Michael Friedlander, geschäftsführender Direktor des Fralin Biomedical Research Institute und Neurowissenschaftler, der nicht an der Studie beteiligt war, sagte: „Diese Arbeit verändert das gesamte Gebiet der Neurowissenschaften und unsere Fähigkeit, den menschlichen Geist und das Gehirn zu befragen – mit einer Technologie, die es war.“ Ich hätte es mir vor nicht allzu vielen Jahren einfach nicht vorstellen können.“

Die Psychiatrie sei ein Beispiel für einen medizinischen Bereich, der von diesem Ansatz profitieren könnte, sagte er.

„Wir haben eine enorme Anzahl von Menschen auf der Welt, die an einer Vielzahl von psychiatrischen Erkrankungen leiden, und in vielen Fällen funktionieren die pharmakologischen Lösungen nicht sehr gut“, sagte Friedlander, der auch Vizepräsident für Gesundheitswissenschaften und Gesundheitswissenschaften an der Virginia Tech ist Technologie. „Dopamin, Serotonin und andere Neurotransmitter sind in gewisser Weise eng mit diesen Störungen verbunden.
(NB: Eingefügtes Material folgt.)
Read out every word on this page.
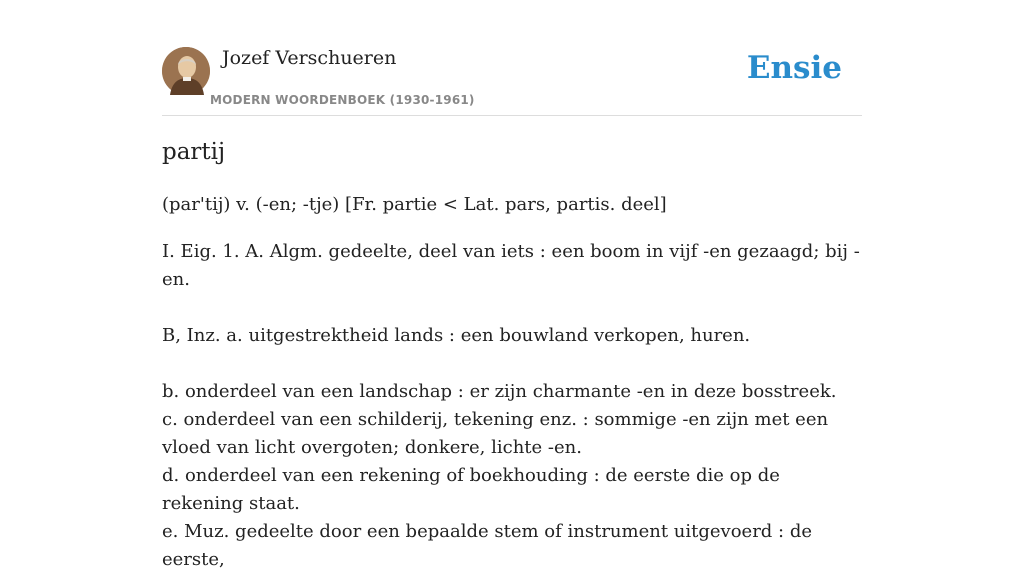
Jozef Verschueren
MODERN WOORDENBOEK (1930-1961)
Ensie
partij
(par'tij) v. (-en; -tje) [Fr. partie < Lat. pars, partis. deel]

I. Eig. 1. A. Algm. gedeelte, deel van iets : een boom in vijf -en gezaagd; bij -en.

B, Inz. a. uitgestrektheid lands : een bouwland verkopen, huren.

b. onderdeel van een landschap : er zijn charmante -en in deze bosstreek.

c. onderdeel van een schilderij, tekening enz. : sommige -en zijn met een vloed van licht overgoten; donkere, lichte -en.

d. onderdeel van een rekening of boekhouding : de eerste die op de rekening staat.

e. Muz. gedeelte door een bepaalde stem of instrument uitgevoerd : de eerste,
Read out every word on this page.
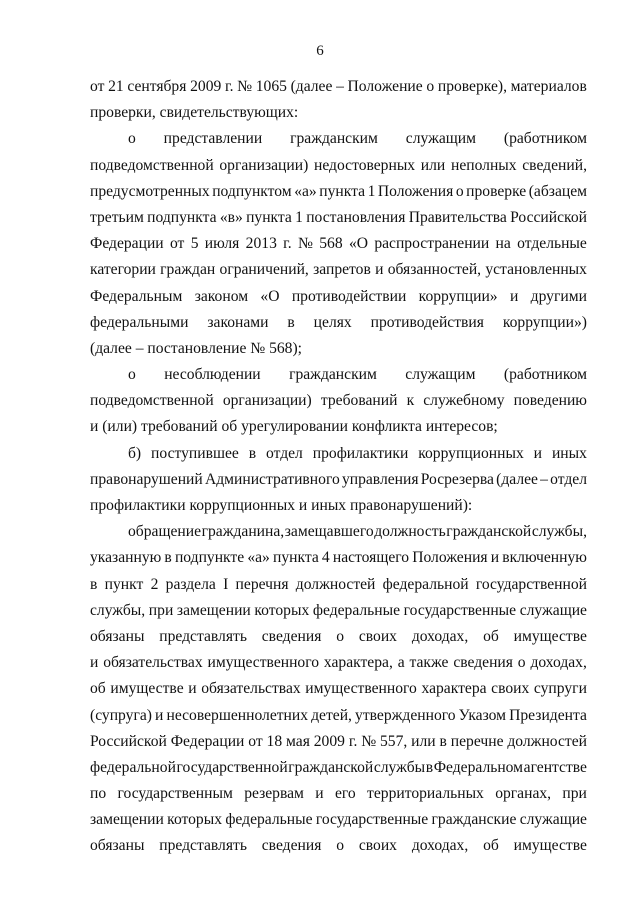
6
от 21 сентября 2009 г. № 1065 (далее – Положение о проверке), материалов
проверки, свидетельствующих:
о представлении гражданским служащим (работником
подведомственной организации) недостоверных или неполных сведений,
предусмотренных подпунктом «а» пункта 1 Положения о проверке (абзацем
третьим подпункта «в» пункта 1 постановления Правительства Российской
Федерации от 5 июля 2013 г. № 568 «О распространении на отдельные
категории граждан ограничений, запретов и обязанностей, установленных
Федеральным законом «О противодействии коррупции» и другими
федеральными законами в целях противодействия коррупции»)
(далее – постановление № 568);
о несоблюдении гражданским служащим (работником
подведомственной организации) требований к служебному поведению
и (или) требований об урегулировании конфликта интересов;
б) поступившее в отдел профилактики коррупционных и иных
правонарушений Административного управления Росрезерва (далее – отдел
профилактики коррупционных и иных правонарушений):
обращение гражданина, замещавшего должность гражданской службы,
указанную в подпункте «а» пункта 4 настоящего Положения и включенную
в пункт 2 раздела I перечня должностей федеральной государственной
службы, при замещении которых федеральные государственные служащие
обязаны представлять сведения о своих доходах, об имуществе
и обязательствах имущественного характера, а также сведения о доходах,
об имуществе и обязательствах имущественного характера своих супруги
(супруга) и несовершеннолетних детей, утвержденного Указом Президента
Российской Федерации от 18 мая 2009 г. № 557, или в перечне должностей
федеральной государственной гражданской службы в Федеральном агентстве
по государственным резервам и его территориальных органах, при
замещении которых федеральные государственные гражданские служащие
обязаны представлять сведения о своих доходах, об имуществе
Dieser Aufwand sorgt für echte Präzision und Quantifizierung, um diese Probleme zu verstehen. Ich denke, wir können sicher sein, dass diese Arbeit in Zukunft für die Entwicklung von Behandlungen äußerst wichtig sein wird.“

Mehr als ein Jahrzehnt in der Entstehung

Die Bemühungen, Neurotransmitter im menschlichen Gehirn in Echtzeit zu messen, begannen vor mehr als 12 Jahren, als Montague ein Expertenteam zusammenstellte, das „viel über das Denken nachdenkt“.

In den ersten ihrer Art Beobachtungen im menschlichen Gehirn veröffentlichten die Wissenschaftler in Neuron Im Jahr 2020 stellten Forscher fest, dass Dopamin und Serotonin mit einer Geschwindigkeit von weniger als einer Sekunde wirken, um die Wahrnehmung der Welt durch Menschen zu beeinflussen und auf der Grundlage ihrer Wahrnehmung Maßnahmen zu ergreifen.

Zuletzt in einer Studie, die im Oktober in der Zeitschrift veröffentlicht wurde Aktuelle Biologienutzten die Forscher ihre Methode zur Aufzeichnung chemischer Veränderungen bei wachen Menschen, um Einblicke in das Noradrenalinsystem des Gehirns zu gewinnen, das seit langem ein Ziel für Medikamente zur Behandlung psychiatrischer Störungen ist.

Und im Dezember im Journal Wissenschaftliche FortschritteDas Team stellte fest, dass schnelle Veränderungen des Dopaminspiegels eine spezifische Berechnung widerspiegeln, die damit zusammenhängt, wie Menschen aus Belohnungen und Bestrafungen lernen.

„Wir haben mehrfach aktive Messungen von Neurotransmittern in verschiedenen Gehirnregionen durchgeführt und sind nun an dem Punkt angelangt, an dem wir entscheidende Elemente dessen berühren, was uns zu Menschen macht“, sagte Montague.

Referenz: „Dopamin und Serotonin in der menschlichen Substantia nigra verfolgen sozialen Kontext und Wertsignale während des wirtschaftlichen Austauschs“ von Seth R. Batten, Dan Bang, Brian H. Kopell, Arianna N. Davis, Matthew Heflin, Qixiu Fu, Ofer Perl, Kimia Ziafat , Alice Hashemi, Ignacio Saez, Leonardo S. Barbosa, Thomas Twomey, Terry Lohrenz, Jason P. White, Peter Dayan, Alexander W. Charney, Martijn Figee, Helen S. Mayberg, Kenneth T. Kishida, Xiaosi Gu und P. Read Montague, 26. Februar 2024, Natur menschliches Verhalten.